You know, I'm getting sick and tired of all these towel-heads getting the good press. Do you think that Mohammedans are the only people who can hoot and holler and burn stuff? Cracka Pleez! I hereby call forth a hillbilly jihad on the following transgressors:
Warner Bros., for their insensitive, tasteless ridiculing of Southern sensibilities and history with that abomination of a show, The Dukes of Hazzard. This cut runs deep. It reduced one of our greatest historical figures' name to a car with a weird-ass sounding horn that even a Mexican wouldn't be caught dead with. Just check out this Google search result, and tell me the damage isn't already done. What's the number one hit for "General Lee"?
The case, she is rested. Burn a cross on the Warner Bros. lawn, it's cookout time!
CBS Studios, for that slap in the face of Southern law enforcement, Deputy Dawg.
It was bad enough to have that kind of patronizingly phoneticized name to deal with as a child, but how could an experienced Deputy Sherriff, who's such a cultured Southern gentleman, constantly get out-foxed by some hippy little half-blind rodent like Vincent van Gopher?
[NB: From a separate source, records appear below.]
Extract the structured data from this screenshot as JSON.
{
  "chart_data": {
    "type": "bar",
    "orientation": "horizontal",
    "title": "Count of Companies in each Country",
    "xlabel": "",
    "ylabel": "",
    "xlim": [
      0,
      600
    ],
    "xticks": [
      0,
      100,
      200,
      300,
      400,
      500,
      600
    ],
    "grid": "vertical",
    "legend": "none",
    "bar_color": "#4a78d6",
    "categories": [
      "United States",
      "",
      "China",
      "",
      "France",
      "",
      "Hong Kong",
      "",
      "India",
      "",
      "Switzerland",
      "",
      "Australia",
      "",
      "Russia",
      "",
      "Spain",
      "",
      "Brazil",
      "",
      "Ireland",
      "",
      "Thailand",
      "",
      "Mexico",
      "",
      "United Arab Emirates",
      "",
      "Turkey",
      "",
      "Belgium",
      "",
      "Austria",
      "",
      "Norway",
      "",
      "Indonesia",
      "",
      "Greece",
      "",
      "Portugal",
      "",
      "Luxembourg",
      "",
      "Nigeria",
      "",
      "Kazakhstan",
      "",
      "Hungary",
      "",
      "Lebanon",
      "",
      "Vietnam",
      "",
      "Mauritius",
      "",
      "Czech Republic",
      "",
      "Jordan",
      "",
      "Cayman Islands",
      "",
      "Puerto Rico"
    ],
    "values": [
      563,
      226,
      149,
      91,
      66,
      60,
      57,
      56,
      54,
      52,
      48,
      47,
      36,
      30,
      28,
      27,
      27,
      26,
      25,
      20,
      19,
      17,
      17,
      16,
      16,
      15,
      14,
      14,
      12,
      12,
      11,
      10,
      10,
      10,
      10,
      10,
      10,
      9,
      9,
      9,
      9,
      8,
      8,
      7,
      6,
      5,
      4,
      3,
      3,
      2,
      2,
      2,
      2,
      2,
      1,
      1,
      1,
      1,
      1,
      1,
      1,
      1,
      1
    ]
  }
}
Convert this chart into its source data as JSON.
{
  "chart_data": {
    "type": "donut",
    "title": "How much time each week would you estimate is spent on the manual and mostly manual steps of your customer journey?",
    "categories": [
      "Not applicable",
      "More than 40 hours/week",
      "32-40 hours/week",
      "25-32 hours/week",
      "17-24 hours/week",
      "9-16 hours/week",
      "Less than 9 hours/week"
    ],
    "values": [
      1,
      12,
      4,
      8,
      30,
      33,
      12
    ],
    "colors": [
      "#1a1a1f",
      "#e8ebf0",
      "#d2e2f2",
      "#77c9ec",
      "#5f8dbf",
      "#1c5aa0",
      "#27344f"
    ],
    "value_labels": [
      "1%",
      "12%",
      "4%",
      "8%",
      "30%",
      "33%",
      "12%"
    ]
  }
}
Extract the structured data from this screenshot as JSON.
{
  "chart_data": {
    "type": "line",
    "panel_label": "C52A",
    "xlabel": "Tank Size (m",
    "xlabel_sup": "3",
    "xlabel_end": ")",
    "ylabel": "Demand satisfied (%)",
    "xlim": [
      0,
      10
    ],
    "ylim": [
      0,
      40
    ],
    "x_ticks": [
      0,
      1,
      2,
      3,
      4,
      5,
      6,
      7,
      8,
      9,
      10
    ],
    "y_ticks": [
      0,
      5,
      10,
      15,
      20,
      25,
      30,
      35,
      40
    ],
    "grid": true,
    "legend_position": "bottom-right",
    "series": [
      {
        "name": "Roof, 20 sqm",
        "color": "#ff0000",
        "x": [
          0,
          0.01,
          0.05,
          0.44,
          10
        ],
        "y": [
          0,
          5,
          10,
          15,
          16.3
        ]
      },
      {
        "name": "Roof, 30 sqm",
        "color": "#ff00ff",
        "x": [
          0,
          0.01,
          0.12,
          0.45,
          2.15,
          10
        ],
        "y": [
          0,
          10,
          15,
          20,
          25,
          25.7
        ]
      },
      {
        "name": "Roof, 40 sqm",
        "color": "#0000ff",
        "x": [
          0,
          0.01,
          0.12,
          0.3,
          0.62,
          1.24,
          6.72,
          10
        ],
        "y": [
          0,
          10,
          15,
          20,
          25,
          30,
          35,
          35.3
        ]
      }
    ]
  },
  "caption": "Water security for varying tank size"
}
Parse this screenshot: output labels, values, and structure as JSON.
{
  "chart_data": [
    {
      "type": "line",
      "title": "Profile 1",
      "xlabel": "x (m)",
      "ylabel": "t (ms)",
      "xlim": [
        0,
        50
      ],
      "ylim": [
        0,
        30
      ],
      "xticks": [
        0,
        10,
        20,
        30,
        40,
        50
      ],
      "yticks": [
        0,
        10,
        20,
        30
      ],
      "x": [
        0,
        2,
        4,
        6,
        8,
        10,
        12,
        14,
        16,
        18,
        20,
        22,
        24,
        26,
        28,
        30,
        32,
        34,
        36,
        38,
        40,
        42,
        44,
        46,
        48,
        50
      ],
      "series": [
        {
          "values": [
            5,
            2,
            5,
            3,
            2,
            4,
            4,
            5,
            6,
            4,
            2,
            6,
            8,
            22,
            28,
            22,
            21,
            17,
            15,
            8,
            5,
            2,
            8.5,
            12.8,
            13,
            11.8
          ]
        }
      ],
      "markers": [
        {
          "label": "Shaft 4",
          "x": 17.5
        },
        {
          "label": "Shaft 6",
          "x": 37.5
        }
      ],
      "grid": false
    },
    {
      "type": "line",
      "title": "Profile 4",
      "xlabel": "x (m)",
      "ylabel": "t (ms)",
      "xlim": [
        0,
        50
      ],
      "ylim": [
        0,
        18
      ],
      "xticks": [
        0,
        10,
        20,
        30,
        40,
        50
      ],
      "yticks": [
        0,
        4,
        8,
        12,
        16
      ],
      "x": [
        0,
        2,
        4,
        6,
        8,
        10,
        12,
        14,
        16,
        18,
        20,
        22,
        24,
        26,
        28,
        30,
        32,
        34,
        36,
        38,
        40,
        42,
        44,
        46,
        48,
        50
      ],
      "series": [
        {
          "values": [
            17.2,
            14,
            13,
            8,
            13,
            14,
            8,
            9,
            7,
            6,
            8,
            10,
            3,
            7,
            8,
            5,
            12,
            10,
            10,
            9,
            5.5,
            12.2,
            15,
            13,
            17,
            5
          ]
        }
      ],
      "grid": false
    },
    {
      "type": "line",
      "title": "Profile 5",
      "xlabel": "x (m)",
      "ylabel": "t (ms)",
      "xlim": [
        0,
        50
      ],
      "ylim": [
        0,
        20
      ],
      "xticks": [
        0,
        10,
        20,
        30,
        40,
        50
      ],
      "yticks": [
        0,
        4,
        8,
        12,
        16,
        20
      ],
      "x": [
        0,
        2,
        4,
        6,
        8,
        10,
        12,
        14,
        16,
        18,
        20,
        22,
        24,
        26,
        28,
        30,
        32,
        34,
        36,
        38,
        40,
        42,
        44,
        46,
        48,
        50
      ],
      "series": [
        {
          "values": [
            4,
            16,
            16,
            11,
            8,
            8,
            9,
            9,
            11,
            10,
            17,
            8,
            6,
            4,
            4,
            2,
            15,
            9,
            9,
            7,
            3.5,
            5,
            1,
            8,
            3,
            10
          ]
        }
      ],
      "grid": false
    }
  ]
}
3. Hanna-Barbera, for the Arkansas Chugabug with Luke and Blubber Bear.
Let's see here. I guess if you be coming from anywhere South of New York City, well, you'll jes be drivin' top-speed away from the revenuers in your whisky-still-powered jalopy with your feet on the wheel. Oh, and not to mention we all drive while sitting reverse cowgirl on goddamn grizzly bears. So, we'll just be hanging around here, whislting Dixie. On Hanna-Barbera's skulls!